Rather, I have only a few short things to say:
I’m surprised to feel resistant to revising some first drafts that I wrote way back in the spring. It’s not that I feel they’re finished—oh, haha, so very, very far from that—but I think that I’ve become slightly addicted to the thrill of the first draft, the excitement of discovering what happens next, of watching the story unfold under your hand. In revision, there’s a little excitement as the story shifts and changes, but basically I know what happens. Does this mean I’m bored? Does this mean the story is boring? No wonder revision isn’t so fun when these are the questions spinning in my head.
I still love what one of my favorite writing teachers, Richard Bausch, used to say: “Write until something surprises you.” Lucky for me I don’t have to pay him a royalty every time I say that in a class!

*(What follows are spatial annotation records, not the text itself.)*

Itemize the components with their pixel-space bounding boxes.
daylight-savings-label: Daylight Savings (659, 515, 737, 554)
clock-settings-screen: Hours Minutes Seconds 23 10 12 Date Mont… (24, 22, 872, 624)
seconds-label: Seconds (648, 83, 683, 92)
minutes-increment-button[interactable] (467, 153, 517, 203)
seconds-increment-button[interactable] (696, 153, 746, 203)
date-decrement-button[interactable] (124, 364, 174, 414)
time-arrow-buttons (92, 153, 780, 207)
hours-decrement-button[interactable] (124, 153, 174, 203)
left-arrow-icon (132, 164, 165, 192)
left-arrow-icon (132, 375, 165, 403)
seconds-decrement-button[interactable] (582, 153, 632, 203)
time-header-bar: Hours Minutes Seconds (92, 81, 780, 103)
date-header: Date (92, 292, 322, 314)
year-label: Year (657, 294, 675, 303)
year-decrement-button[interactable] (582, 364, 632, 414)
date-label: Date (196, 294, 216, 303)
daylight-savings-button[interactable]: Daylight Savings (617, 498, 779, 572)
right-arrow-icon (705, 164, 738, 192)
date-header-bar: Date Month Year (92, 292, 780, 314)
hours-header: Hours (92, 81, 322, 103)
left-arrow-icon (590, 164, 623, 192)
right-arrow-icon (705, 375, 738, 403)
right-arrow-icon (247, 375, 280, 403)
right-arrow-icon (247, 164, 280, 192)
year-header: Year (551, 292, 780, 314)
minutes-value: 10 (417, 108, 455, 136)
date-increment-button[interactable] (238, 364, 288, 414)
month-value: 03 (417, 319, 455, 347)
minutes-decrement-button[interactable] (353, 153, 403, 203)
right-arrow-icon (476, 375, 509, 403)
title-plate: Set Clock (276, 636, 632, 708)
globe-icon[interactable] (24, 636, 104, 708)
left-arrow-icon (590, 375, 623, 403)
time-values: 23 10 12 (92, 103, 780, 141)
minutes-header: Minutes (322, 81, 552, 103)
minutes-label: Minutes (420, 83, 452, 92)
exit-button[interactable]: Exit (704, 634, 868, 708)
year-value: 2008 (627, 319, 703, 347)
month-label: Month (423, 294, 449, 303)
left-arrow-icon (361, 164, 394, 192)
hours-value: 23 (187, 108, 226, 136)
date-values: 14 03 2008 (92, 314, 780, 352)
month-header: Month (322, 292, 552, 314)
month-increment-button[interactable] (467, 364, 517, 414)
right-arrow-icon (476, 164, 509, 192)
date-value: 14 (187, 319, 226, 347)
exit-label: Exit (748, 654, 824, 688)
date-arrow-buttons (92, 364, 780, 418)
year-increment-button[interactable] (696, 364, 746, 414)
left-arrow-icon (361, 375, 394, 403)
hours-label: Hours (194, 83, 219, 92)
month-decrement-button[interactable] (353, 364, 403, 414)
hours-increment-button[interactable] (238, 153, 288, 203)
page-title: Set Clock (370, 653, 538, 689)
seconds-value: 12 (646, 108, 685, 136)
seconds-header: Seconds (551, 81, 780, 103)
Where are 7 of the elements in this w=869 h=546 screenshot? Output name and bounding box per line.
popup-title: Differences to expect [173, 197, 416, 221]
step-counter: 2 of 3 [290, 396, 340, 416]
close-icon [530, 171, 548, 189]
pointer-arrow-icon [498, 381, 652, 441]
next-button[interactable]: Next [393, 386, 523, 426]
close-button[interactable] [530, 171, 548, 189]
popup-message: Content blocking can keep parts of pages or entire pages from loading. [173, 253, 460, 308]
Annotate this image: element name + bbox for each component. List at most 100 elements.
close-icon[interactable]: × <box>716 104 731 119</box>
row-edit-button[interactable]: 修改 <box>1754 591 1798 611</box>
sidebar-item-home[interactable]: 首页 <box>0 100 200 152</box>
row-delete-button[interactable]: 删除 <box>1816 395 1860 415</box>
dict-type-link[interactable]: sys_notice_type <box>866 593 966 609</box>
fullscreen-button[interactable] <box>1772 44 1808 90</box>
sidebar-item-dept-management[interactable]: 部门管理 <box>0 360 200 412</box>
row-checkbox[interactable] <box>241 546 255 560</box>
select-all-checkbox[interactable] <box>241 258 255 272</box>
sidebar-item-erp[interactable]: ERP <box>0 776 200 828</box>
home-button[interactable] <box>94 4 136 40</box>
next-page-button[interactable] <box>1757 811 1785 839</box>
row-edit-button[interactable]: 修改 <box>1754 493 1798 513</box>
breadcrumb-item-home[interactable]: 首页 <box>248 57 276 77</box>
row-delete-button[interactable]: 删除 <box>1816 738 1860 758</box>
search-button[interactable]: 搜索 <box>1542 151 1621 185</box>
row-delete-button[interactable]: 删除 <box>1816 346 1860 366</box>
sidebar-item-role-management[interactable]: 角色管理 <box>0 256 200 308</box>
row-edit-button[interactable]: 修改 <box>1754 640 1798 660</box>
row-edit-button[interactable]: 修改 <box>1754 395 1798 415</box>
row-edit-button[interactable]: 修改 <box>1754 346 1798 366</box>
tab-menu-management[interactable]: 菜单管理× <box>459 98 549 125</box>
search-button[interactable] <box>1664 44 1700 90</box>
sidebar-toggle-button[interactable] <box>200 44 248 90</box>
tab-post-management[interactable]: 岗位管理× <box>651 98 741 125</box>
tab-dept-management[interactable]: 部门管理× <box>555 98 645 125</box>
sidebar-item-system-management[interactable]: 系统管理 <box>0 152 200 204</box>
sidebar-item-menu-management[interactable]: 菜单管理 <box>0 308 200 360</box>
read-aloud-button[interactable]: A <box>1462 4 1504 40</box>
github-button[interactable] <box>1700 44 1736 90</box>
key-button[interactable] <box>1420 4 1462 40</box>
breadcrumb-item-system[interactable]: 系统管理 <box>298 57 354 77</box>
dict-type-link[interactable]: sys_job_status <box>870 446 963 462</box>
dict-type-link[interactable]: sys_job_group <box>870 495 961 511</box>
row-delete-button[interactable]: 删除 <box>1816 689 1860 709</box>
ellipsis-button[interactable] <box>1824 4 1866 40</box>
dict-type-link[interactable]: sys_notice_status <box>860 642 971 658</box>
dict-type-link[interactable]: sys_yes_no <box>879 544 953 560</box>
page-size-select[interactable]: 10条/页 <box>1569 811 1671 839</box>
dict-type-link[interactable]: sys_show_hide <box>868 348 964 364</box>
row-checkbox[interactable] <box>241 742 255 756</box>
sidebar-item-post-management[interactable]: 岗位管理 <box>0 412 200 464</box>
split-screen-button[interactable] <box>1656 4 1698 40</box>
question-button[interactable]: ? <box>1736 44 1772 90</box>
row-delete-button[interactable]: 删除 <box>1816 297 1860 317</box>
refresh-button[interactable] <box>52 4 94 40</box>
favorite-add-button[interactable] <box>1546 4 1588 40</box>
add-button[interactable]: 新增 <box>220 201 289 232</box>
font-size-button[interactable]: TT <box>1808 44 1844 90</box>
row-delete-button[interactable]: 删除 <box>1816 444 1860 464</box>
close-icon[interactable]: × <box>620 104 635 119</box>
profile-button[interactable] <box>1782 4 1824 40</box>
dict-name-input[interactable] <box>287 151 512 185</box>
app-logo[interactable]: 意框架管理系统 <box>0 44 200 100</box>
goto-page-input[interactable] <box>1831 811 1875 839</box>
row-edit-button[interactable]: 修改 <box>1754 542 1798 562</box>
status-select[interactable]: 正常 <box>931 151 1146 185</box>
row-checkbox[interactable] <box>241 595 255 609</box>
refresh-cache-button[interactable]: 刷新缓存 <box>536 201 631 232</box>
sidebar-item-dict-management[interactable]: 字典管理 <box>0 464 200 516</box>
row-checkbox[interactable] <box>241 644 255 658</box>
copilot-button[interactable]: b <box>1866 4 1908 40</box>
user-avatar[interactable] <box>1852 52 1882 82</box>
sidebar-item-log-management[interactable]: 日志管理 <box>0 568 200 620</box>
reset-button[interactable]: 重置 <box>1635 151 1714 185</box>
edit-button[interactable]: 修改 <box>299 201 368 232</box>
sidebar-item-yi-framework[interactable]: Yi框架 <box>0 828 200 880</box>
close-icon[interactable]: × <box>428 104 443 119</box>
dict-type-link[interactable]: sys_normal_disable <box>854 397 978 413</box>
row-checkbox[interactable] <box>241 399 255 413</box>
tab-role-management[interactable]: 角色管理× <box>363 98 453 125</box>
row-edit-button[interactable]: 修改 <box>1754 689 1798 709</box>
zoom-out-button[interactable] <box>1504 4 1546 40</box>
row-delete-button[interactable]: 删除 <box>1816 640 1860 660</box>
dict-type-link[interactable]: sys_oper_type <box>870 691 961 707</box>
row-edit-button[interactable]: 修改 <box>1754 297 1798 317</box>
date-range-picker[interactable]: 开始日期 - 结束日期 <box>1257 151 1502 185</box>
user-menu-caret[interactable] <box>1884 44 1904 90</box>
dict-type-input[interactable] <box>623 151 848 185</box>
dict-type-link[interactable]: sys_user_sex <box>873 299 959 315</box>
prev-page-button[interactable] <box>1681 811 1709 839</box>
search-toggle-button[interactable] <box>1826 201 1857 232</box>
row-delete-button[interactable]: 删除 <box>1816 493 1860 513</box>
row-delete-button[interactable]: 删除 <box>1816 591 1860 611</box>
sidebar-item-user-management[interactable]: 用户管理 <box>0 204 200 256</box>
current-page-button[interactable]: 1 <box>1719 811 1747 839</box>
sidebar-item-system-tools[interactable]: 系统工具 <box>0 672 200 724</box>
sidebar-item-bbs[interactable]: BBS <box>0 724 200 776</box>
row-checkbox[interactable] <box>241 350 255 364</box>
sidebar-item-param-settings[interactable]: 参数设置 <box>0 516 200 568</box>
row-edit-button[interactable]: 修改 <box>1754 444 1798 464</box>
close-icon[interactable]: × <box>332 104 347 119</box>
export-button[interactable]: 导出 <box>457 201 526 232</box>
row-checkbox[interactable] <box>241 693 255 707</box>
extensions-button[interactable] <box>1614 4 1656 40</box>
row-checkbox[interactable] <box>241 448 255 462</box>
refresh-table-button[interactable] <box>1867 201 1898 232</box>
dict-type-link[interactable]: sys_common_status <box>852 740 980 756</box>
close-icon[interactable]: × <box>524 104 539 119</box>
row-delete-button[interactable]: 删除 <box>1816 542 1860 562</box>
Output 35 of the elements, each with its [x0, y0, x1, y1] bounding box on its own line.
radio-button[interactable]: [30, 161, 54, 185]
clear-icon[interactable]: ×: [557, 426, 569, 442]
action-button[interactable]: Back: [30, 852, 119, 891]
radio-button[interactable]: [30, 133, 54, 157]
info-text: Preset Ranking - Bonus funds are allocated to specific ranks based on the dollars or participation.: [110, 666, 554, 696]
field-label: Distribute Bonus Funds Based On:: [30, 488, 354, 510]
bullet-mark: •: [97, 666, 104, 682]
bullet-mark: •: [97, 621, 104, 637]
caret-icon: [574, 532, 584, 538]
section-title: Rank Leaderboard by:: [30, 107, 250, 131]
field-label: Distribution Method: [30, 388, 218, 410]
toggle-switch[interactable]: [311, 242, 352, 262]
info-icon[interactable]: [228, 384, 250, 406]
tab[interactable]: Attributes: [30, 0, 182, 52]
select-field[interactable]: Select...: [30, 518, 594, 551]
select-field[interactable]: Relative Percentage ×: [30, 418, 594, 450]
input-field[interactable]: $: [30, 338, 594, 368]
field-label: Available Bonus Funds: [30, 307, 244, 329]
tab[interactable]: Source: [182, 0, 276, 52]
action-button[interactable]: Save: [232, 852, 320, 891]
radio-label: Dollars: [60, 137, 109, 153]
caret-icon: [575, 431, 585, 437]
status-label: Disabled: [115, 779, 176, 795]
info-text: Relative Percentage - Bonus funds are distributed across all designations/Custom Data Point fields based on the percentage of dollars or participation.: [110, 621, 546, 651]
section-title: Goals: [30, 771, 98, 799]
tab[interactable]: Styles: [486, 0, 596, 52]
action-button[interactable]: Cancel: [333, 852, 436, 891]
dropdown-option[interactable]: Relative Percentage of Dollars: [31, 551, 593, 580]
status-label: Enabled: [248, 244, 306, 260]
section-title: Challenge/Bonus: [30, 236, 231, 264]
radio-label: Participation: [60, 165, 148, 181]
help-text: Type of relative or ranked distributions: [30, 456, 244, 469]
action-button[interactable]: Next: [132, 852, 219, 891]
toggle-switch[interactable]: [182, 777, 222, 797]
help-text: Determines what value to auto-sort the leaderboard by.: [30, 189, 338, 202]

I wrote by hand the other day, and it was interesting how much less I worried about which word was exactly right; it just seemed more urgent to get down any word at all before my hand started to cramp up. Writing on the computer is often start-and-stop, whereas writing by hand felt like an uninterrupted flow.
Just when I think that maybe I should save time and $$ by giving up The New Yorker, I read two amazing pieces: Alice Munro’s short story “Gravel” and Aleksander Hemon’s essay “The Aquarium.” Interestingly, neither is one of my favorite writers (in fact, I may actively be irritated by one of these two), though I guiltily believe that I should like their work. It’s always nice to have one’s eyes opened. The Alice Munro story is online, but the Hemon essay is not.
Does anyone else get sad when replacing and updating an address book? (Does anyone besides me even continue to use a hand-written address book?)
The lesson for the day is JUST BEGIN. When I sat down to write this blog post, I thought I had nothing to say, and in the act of forcing myself to begin, I found something. It may not be much, but “not much” will always trump “nothing”!